Monday, June 11, 2018

HEREDITARY: THE GODS DESCENDING



Written and directed by Ari Aster, starring Toni Collette as Annie Graham, Gabe Byrne as Steve, and Alex Wolf as Peter.

SPOILER ALERT

Object if you may to a horrific story about ghosts, gods, and seances, but at least pay homage to a cast of performers who give their all to the tale. Indeed, Toni Collette ratchets up a wrenching intensity as the mother to a haunted and traumatized family that places her on a par with Essie’s Davis’s frenzied performance in a similar role in The Babadook. And that’s high praise indeed.

The recent death of the reclusive matriarch of the Graham family triggers events that accelerate from a standing start to an all-out Gothic sprint at the end. The deceased’s daughter, Annie, is greatly troubled during the funeral, and her memorial speech is likewise troubling. She doesn’t seem to have liked the old girl, very much. And soon we find out why.

I should have known that something seems very wrong with this story at the very beginning: A slow camera dolly moves in to a cutaway of a doll house interior and into one of the tiny rooms. The stiff tableau of miniature family members suddenly comes to life. Welcome to the Graham family—father, mother, son, and daughter. Are they literally living in a doll house? Of course not. Well... maybe not.

True enough, their lives are exposed, the fourth wall torn away. And what we find is a family in the grip of nothing less than a coven of Black Magic worshipers inhabiting nearby a little hut perched on stilts. We don’t know this, at first; we have to pick our way through a thicket of sudden deaths, decapitations, and empty graves before the payoff. And all the while, we watch with mounting horror the psychological deterioration of Annie Graham and her son, Peter (another extraordinary performance by Alex Wolf). We can take comfort, I suppose, by ascribing the nightmares and apparitions of the dead to deranged mental states. But that’s too easy. HEREDITARY won’t allow us this refuge. It relentlessly confronts us finally with the reality of a witch’s cult.

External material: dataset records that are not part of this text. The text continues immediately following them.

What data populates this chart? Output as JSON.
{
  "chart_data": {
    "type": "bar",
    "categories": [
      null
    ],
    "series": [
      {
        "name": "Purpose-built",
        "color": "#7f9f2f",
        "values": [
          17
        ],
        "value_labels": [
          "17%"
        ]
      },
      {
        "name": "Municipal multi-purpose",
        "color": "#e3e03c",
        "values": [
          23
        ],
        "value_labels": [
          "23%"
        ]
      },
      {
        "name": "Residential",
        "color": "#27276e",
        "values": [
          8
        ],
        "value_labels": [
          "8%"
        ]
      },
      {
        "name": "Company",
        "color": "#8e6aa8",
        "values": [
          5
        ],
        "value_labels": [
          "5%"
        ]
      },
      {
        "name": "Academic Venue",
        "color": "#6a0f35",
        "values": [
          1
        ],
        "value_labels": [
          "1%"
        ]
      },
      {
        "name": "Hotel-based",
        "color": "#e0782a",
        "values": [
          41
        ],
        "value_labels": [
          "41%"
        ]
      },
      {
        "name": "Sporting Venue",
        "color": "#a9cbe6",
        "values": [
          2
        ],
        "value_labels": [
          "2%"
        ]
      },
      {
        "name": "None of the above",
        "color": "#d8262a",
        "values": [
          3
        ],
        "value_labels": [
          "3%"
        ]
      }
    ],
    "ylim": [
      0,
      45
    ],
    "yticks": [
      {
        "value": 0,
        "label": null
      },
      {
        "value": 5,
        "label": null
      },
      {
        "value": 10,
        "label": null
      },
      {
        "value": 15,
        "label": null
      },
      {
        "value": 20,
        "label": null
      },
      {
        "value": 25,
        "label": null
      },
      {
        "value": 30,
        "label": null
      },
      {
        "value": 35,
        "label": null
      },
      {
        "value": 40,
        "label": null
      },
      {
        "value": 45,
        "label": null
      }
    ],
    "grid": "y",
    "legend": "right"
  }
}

Relentless, yes, but a slow-burning fuse at that. If ever there were a sincere film about witchcraft, this is it—rivalled only, perhaps, by Carl Dreyer’s classic Day of Wrath. The subtlety of camera work, editing, and mise-en-scene is marvelously suggestive without sacrificing the blunter aspects of the witching. And the impassioned conviction of the entire ensemble doesn’t allow us for a moment to ridicule or reject the Gothic claptrap to which the movie is occasionally liable.

And if the oddly lyrical and worshipful climax, delivering a stiff tableau worthy of any haunted doll house, doesn’t send you busily hunting down references to the demon god, Paiman, then your own demons are not worth their salt.